When it comes to inheritance, in order to qualify, the beneficiary must have resided in the property for the preceding three years, show no ownership in any other property, and promise to stay in the home for a further six years after receipt of the inheritance. They are free to sell the property and purchase a different one given that the entire sum from the sale is utilized in the new purchase.

Importantly, the property in question must have been the main or sole family residence (dubbed the principal private residence in tax terms) of the original owner – the one writing the will that stipulates the transfer.

If we apply these guidelines to your sister-in-law’s situation, it seems she might miss out as she is currently residing, not with you, but in an alternate property owned by your husband. As a consequence, she would be levied with a capital acquisitions tax liability of 33 per cent on any value exceeding €40,000 if she were to inherit her current dwelling.

This €40,000 figure is the revamped tax-exempt limit under category B inheritances – these encompass inheritances gifted by a sibling. Even if this is a modest property, it’s probable that its value significantly exceeds this limit. Additionally, it’s worth remembering that any previous gifts over €3,000 or inheritances received from other relatives may have already chipped away at this tax-exempt allowance substantially.

If her finances were strained, which seems plausible, she might sadly find herself needing to sell her brother’s inherited house just to cover the tax costs.

In light of the potential financial concerns related to inheritance, should gifting the property be considered instead?

To receive a property as a gift, it is mandatory that one must reside in it for a duration of three years, and should not hold any interest in another property. Herein enters the concept of a “dependent relative”. Your sister-in-law will not be obliged to pay any capital acquisitions tax (CAT or gift/inheritance tax), provided she falls under the definition of a dependent relative.

This could be either if she cannot sustain herself due to a physical or mental disability, resulting in her entire and perpetual incapacity, or if she is above 65 years old at the time of receiving the gift. Considering that she is already 76 and is leading an independent life, the latter seems more valid in this instance.

Furthermore, there is no necessity for the receiver to reside with the donor, nor does the gifted property need to be the primary family residence. That being noted, there seems to be no reason in inheritance tax legislation that could prevent your brother from gifting his property to his sister while he is alive. This would undoubtedly be beneficial from a financial viewpoint, given that she will have no tax obligation.

That being said, there may indeed be a tax expectation. From your husband’s view, this is a secondary property, thus, it is not exempt from capital gains tax like a family home would be. Should he transfer the property to his sister, he will need to check if he is accountable for capital gain tax based on the difference in value when he gained ownership of the property and its value at present.

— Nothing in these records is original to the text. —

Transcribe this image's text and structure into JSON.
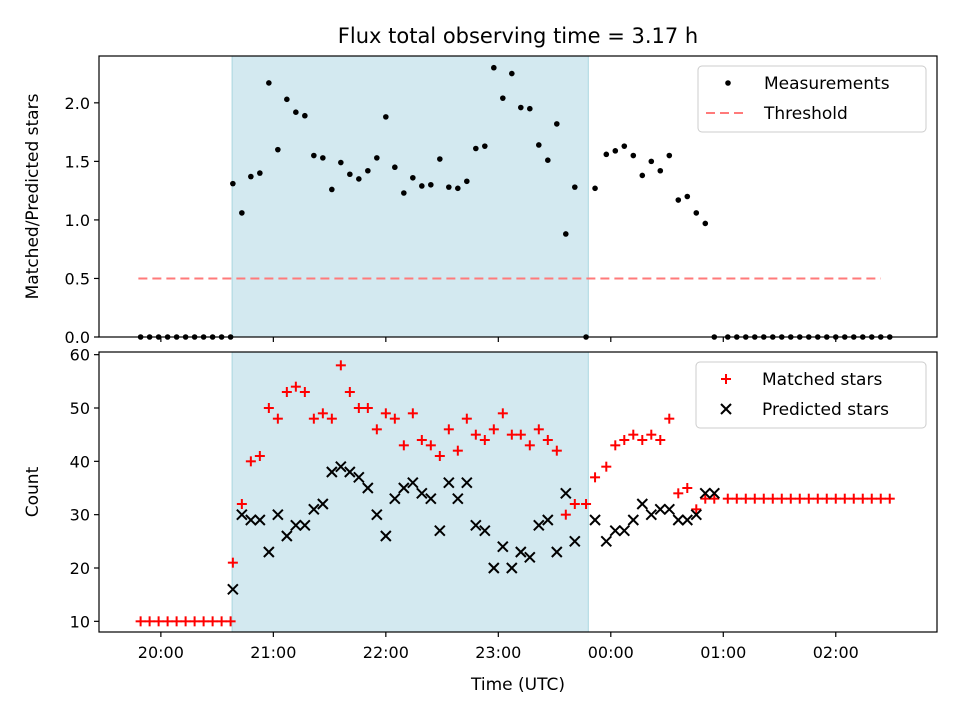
{
  "title": "Flux total observing time = 3.17 h",
  "xlabel": "Time (UTC)",
  "x_ticks": [
    "20:00",
    "21:00",
    "22:00",
    "23:00",
    "00:00",
    "01:00",
    "02:00"
  ],
  "colors": {
    "shade": "#d3e9f0",
    "threshold": "#ff7a7a",
    "matched": "#ff0000",
    "predicted": "#000000",
    "measurement": "#000000"
  },
  "chart_data": [
    {
      "type": "scatter",
      "ylabel": "Matched/Predicted stars",
      "x_range_hours": [
        19.45,
        26.9
      ],
      "ylim": [
        0,
        2.4
      ],
      "y_ticks": [
        0.0,
        0.5,
        1.0,
        1.5,
        2.0
      ],
      "y_tick_labels": [
        "0.0",
        "0.5",
        "1.0",
        "1.5",
        "2.0"
      ],
      "shaded_interval_utc": [
        "20:38",
        "23:48"
      ],
      "legend": {
        "position": "upper-right",
        "entries": [
          "Measurements",
          "Threshold"
        ]
      },
      "threshold": {
        "name": "Threshold",
        "value": 0.5,
        "x_range": [
          "19.8",
          "26.4"
        ]
      },
      "series": [
        {
          "name": "Measurements",
          "x": [
            19.82,
            19.9,
            19.98,
            20.06,
            20.14,
            20.22,
            20.3,
            20.38,
            20.46,
            20.54,
            20.62,
            20.64,
            20.72,
            20.8,
            20.88,
            20.96,
            21.04,
            21.12,
            21.2,
            21.28,
            21.36,
            21.44,
            21.52,
            21.6,
            21.68,
            21.76,
            21.84,
            21.92,
            22.0,
            22.08,
            22.16,
            22.24,
            22.32,
            22.4,
            22.48,
            22.56,
            22.64,
            22.72,
            22.8,
            22.88,
            22.96,
            23.04,
            23.12,
            23.2,
            23.28,
            23.36,
            23.44,
            23.52,
            23.6,
            23.68,
            23.78,
            23.86,
            23.96,
            24.04,
            24.12,
            24.2,
            24.28,
            24.36,
            24.44,
            24.52,
            24.6,
            24.68,
            24.76,
            24.84,
            24.92,
            25.04,
            25.12,
            25.2,
            25.28,
            25.36,
            25.44,
            25.52,
            25.6,
            25.68,
            25.76,
            25.84,
            25.92,
            26.0,
            26.08,
            26.16,
            26.24,
            26.32,
            26.4,
            26.48
          ],
          "y": [
            0.0,
            0.0,
            0.0,
            0.0,
            0.0,
            0.0,
            0.0,
            0.0,
            0.0,
            0.0,
            0.0,
            1.31,
            1.06,
            1.37,
            1.4,
            2.17,
            1.6,
            2.03,
            1.92,
            1.89,
            1.55,
            1.53,
            1.26,
            1.49,
            1.39,
            1.35,
            1.42,
            1.53,
            1.88,
            1.45,
            1.23,
            1.36,
            1.29,
            1.3,
            1.52,
            1.28,
            1.27,
            1.33,
            1.61,
            1.63,
            2.3,
            2.04,
            2.25,
            1.96,
            1.95,
            1.64,
            1.51,
            1.82,
            0.88,
            1.28,
            0.0,
            1.27,
            1.56,
            1.59,
            1.63,
            1.55,
            1.38,
            1.5,
            1.42,
            1.55,
            1.17,
            1.2,
            1.06,
            0.97,
            0.0,
            0.0,
            0.0,
            0.0,
            0.0,
            0.0,
            0.0,
            0.0,
            0.0,
            0.0,
            0.0,
            0.0,
            0.0,
            0.0,
            0.0,
            0.0,
            0.0,
            0.0,
            0.0,
            0.0
          ]
        }
      ]
    },
    {
      "type": "scatter",
      "ylabel": "Count",
      "x_range_hours": [
        19.45,
        26.9
      ],
      "ylim": [
        8,
        60.5
      ],
      "y_ticks": [
        10,
        20,
        30,
        40,
        50,
        60
      ],
      "y_tick_labels": [
        "10",
        "20",
        "30",
        "40",
        "50",
        "60"
      ],
      "shaded_interval_utc": [
        "20:38",
        "23:48"
      ],
      "legend": {
        "position": "upper-right",
        "entries": [
          "Matched stars",
          "Predicted stars"
        ]
      },
      "series": [
        {
          "name": "Matched stars",
          "marker": "plus",
          "x": [
            19.82,
            19.9,
            19.98,
            20.06,
            20.14,
            20.22,
            20.3,
            20.38,
            20.46,
            20.54,
            20.62,
            20.64,
            20.72,
            20.8,
            20.88,
            20.96,
            21.04,
            21.12,
            21.2,
            21.28,
            21.36,
            21.44,
            21.52,
            21.6,
            21.68,
            21.76,
            21.84,
            21.92,
            22.0,
            22.08,
            22.16,
            22.24,
            22.32,
            22.4,
            22.48,
            22.56,
            22.64,
            22.72,
            22.8,
            22.88,
            22.96,
            23.04,
            23.12,
            23.2,
            23.28,
            23.36,
            23.44,
            23.52,
            23.6,
            23.68,
            23.78,
            23.86,
            23.96,
            24.04,
            24.12,
            24.2,
            24.28,
            24.36,
            24.44,
            24.52,
            24.6,
            24.68,
            24.76,
            24.84,
            24.92,
            25.04,
            25.12,
            25.2,
            25.28,
            25.36,
            25.44,
            25.52,
            25.6,
            25.68,
            25.76,
            25.84,
            25.92,
            26.0,
            26.08,
            26.16,
            26.24,
            26.32,
            26.4,
            26.48
          ],
          "y": [
            10,
            10,
            10,
            10,
            10,
            10,
            10,
            10,
            10,
            10,
            10,
            21,
            32,
            40,
            41,
            50,
            48,
            53,
            54,
            53,
            48,
            49,
            48,
            58,
            53,
            50,
            50,
            46,
            49,
            48,
            43,
            49,
            44,
            43,
            41,
            46,
            42,
            48,
            45,
            44,
            46,
            49,
            45,
            45,
            43,
            46,
            44,
            42,
            30,
            32,
            32,
            37,
            39,
            43,
            44,
            45,
            44,
            45,
            44,
            48,
            34,
            35,
            31,
            33,
            33,
            33,
            33,
            33,
            33,
            33,
            33,
            33,
            33,
            33,
            33,
            33,
            33,
            33,
            33,
            33,
            33,
            33,
            33,
            33
          ]
        },
        {
          "name": "Predicted stars",
          "marker": "x",
          "x": [
            20.64,
            20.72,
            20.8,
            20.88,
            20.96,
            21.04,
            21.12,
            21.2,
            21.28,
            21.36,
            21.44,
            21.52,
            21.6,
            21.68,
            21.76,
            21.84,
            21.92,
            22.0,
            22.08,
            22.16,
            22.24,
            22.32,
            22.4,
            22.48,
            22.56,
            22.64,
            22.72,
            22.8,
            22.88,
            22.96,
            23.04,
            23.12,
            23.2,
            23.28,
            23.36,
            23.44,
            23.52,
            23.6,
            23.68,
            23.86,
            23.96,
            24.04,
            24.12,
            24.2,
            24.28,
            24.36,
            24.44,
            24.52,
            24.6,
            24.68,
            24.76,
            24.84,
            24.92
          ],
          "y": [
            16,
            30,
            29,
            29,
            23,
            30,
            26,
            28,
            28,
            31,
            32,
            38,
            39,
            38,
            37,
            35,
            30,
            26,
            33,
            35,
            36,
            34,
            33,
            27,
            36,
            33,
            36,
            28,
            27,
            20,
            24,
            20,
            23,
            22,
            28,
            29,
            23,
            34,
            25,
            29,
            25,
            27,
            27,
            29,
            32,
            30,
            31,
            31,
            29,
            29,
            30,
            34,
            34
          ]
        }
      ]
    }
  ]
}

If he gained possession before 2003, he could potentially apply an inflation multiplier to adjust for increased costs, however, this option is not available after 2003. The year he acquired the property influences the multiplier. Outlays such as legal fees related to the transfer would be deductible against any capital gain as would any expenses made to improve the property beyond maintenance, repair and general care. The first £1,270 of any gain will be tax exempt, with any surplus taxed at a 33% rate.

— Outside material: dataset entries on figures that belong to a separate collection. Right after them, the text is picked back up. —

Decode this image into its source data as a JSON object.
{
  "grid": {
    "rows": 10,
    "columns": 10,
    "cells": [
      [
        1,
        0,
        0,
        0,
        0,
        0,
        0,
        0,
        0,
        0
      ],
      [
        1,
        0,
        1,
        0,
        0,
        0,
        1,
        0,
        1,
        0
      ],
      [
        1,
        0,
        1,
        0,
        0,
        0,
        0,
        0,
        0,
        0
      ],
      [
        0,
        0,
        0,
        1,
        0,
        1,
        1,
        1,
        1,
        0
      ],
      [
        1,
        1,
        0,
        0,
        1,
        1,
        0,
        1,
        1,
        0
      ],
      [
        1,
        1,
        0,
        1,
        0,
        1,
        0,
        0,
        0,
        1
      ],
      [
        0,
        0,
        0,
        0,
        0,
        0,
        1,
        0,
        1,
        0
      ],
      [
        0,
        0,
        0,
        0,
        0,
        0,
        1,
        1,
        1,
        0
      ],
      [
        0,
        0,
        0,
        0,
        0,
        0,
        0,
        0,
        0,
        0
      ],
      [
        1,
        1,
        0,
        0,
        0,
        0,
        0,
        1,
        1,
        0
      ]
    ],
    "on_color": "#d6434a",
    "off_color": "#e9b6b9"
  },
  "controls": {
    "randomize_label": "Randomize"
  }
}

Naturally, if he retains the property till his demise, the capital gain would also expire with him. However, this leaves his sister-in-law vulnerable to inheritance tax. On the matter of stamp duty, indeed, a fee will be due, expected to be covered by your sister-in-law. This fee equates to 1 per cent of the property’s value. So, it’s clear that there is a remarkable divergence in the financial implications depending on whether your husband chooses to present this property to his sister outright or waits for her to acquire it through his will post his passing. This notable difference primarily involves who bears the burden of taxation.